英国訪問中の天皇陛下は27日午後(日本時間同日深夜)、ロンドン郊外のウィンザー城にあるエリザベス女王と夫フィリップ殿下の墓に供花された。墓参りは公式行事ではなく私的な位置づけで、生前の女王夫妻から受けた温かいもてなしに感謝する陛下の強い希望で実現した。
女王夫妻はウィンザー城の一角にある聖ジョージ礼拝堂に眠っている。陛下は司祭の案内で礼拝堂の墓前に歩みを進め、供花して黙礼した。
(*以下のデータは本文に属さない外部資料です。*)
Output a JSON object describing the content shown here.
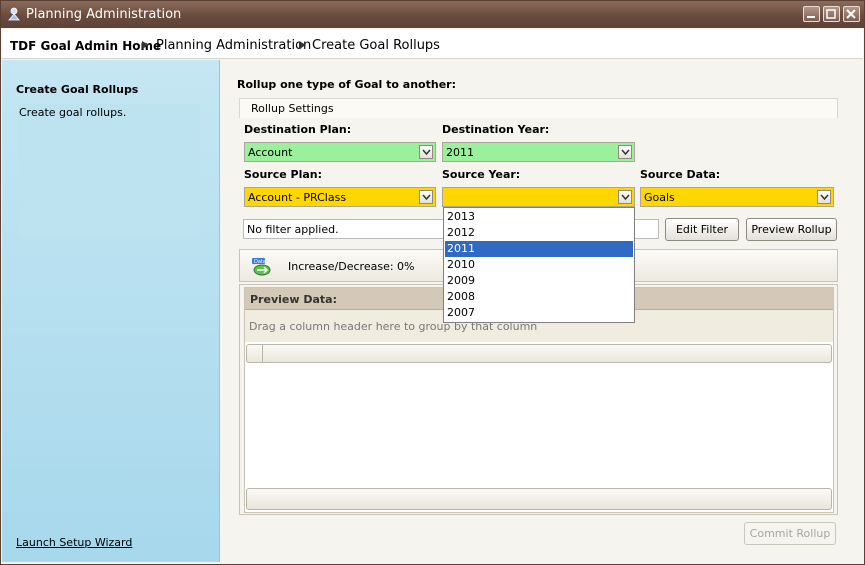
{
  "window": {
    "title": "Planning Administration"
  },
  "breadcrumb": [
    "TDF Goal Admin Home",
    "Planning Administration",
    "Create Goal Rollups"
  ],
  "sidebar": {
    "heading": "Create Goal Rollups",
    "description": "Create goal rollups.",
    "wizard_link": "Launch Setup Wizard"
  },
  "main": {
    "heading": "Rollup one type of Goal to another:",
    "settings_label": "Rollup Settings",
    "destination_plan": {
      "label": "Destination Plan:",
      "value": "Account"
    },
    "destination_year": {
      "label": "Destination Year:",
      "value": "2011"
    },
    "source_plan": {
      "label": "Source Plan:",
      "value": "Account - PRClass"
    },
    "source_year": {
      "label": "Source Year:",
      "value": ""
    },
    "source_data": {
      "label": "Source Data:",
      "value": "Goals"
    },
    "filter_text": "No filter applied.",
    "edit_filter_label": "Edit Filter",
    "preview_rollup_label": "Preview Rollup",
    "increase_decrease": "Increase/Decrease: 0%",
    "preview": {
      "title": "Preview Data:",
      "group_hint": "Drag a column header here to group by that column"
    },
    "commit_label": "Commit Rollup"
  },
  "source_year_options": [
    "2013",
    "2012",
    "2011",
    "2010",
    "2009",
    "2008",
    "2007"
  ],
  "source_year_highlighted": "2011",
  "colors": {
    "accent_green": "#9bf09b",
    "accent_yellow": "#ffd700",
    "sidebar": "#a7d8ec",
    "selection": "#316ac5"
  }
}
礼拝堂には、英国最高位の「ガーター勲章」を贈られた君主らの紋章のバナー(旗)や名前を刻んだプレートが飾られている。歴代天皇の名前もあり、陛下は墓参りを終えると、礼拝堂の関係者の案内でゆっくりと見て回った。
続く訪問先の王立キュー植物園で陛下は報道陣の取材に応じ、「(女王夫妻に)いろいろお世話になったこと、本当によくしていただいたことに対する、心からの御礼の気持ちで今日は参拝をさせていただきました」と話した。
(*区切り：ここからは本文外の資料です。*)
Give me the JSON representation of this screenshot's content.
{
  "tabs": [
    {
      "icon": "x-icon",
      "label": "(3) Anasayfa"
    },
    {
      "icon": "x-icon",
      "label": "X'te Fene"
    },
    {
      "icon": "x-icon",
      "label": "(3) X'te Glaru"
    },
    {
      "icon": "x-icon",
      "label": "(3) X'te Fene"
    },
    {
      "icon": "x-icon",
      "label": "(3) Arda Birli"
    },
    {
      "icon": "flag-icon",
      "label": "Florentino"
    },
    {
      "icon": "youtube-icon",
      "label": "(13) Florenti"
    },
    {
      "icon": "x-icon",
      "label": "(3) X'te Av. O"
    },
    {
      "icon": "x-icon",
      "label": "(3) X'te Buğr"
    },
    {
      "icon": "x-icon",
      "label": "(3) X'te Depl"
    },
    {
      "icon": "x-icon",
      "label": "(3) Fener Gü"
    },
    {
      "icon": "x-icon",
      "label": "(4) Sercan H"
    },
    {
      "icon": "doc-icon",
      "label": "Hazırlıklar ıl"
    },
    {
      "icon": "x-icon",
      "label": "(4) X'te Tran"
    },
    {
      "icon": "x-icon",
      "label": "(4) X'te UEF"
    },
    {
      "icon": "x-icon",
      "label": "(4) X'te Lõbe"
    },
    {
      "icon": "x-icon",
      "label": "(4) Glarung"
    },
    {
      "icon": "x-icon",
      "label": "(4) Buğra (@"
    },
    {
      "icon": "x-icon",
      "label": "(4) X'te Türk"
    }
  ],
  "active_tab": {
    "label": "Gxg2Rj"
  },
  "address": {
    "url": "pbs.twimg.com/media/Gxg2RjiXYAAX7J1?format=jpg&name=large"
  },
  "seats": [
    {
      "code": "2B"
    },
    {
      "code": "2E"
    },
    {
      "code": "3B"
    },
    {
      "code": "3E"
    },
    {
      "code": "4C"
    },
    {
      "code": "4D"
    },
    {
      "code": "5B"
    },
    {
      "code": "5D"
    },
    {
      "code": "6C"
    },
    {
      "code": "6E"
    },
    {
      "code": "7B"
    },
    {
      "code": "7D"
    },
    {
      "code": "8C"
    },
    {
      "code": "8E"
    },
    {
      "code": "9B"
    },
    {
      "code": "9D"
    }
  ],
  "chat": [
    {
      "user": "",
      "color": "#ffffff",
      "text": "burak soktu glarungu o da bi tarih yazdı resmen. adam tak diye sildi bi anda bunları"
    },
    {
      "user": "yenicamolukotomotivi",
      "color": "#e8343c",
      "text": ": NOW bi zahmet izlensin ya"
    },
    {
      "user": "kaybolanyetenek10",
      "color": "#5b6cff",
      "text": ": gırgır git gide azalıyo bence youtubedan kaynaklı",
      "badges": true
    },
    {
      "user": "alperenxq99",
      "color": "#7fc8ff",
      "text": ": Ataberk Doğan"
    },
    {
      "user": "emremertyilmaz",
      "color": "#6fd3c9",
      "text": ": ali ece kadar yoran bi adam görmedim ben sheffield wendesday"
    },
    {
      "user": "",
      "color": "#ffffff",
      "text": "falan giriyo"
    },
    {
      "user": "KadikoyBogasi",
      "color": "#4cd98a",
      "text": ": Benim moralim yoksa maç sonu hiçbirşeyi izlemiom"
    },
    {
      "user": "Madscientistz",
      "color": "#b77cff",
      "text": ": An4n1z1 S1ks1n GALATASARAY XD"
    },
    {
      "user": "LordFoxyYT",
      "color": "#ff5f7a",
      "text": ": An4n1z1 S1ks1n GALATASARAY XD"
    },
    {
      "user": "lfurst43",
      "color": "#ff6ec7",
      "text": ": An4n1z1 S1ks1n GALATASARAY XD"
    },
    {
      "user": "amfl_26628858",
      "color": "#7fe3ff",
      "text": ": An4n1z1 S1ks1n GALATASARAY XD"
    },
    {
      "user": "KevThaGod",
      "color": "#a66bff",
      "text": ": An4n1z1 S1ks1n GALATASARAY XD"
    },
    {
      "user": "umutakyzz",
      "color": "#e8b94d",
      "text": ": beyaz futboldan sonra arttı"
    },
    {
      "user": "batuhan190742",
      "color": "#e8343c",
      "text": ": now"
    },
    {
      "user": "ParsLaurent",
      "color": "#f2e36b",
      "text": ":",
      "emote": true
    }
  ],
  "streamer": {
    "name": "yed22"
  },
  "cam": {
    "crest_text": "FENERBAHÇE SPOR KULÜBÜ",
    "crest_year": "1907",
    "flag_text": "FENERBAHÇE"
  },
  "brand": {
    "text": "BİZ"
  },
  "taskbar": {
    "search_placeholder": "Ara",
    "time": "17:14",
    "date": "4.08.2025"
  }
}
国賓として公式行事を終えたことを踏まえて訪英の感想を問われると「馬車でのパレードの時も、車で走っていても、多くの沿道の方に手を振っていただき、非常に温かく迎えていただいたことを大変うれしく思っております」と応じた。チャールズ国王らからかけられた「おかえりなさい」との言葉をうれしく思っているといい、「雅子にとってもイギリスは思い出の地ですので、二人で立つことができたことは幸せなことだと思っています」とにこやかに語った。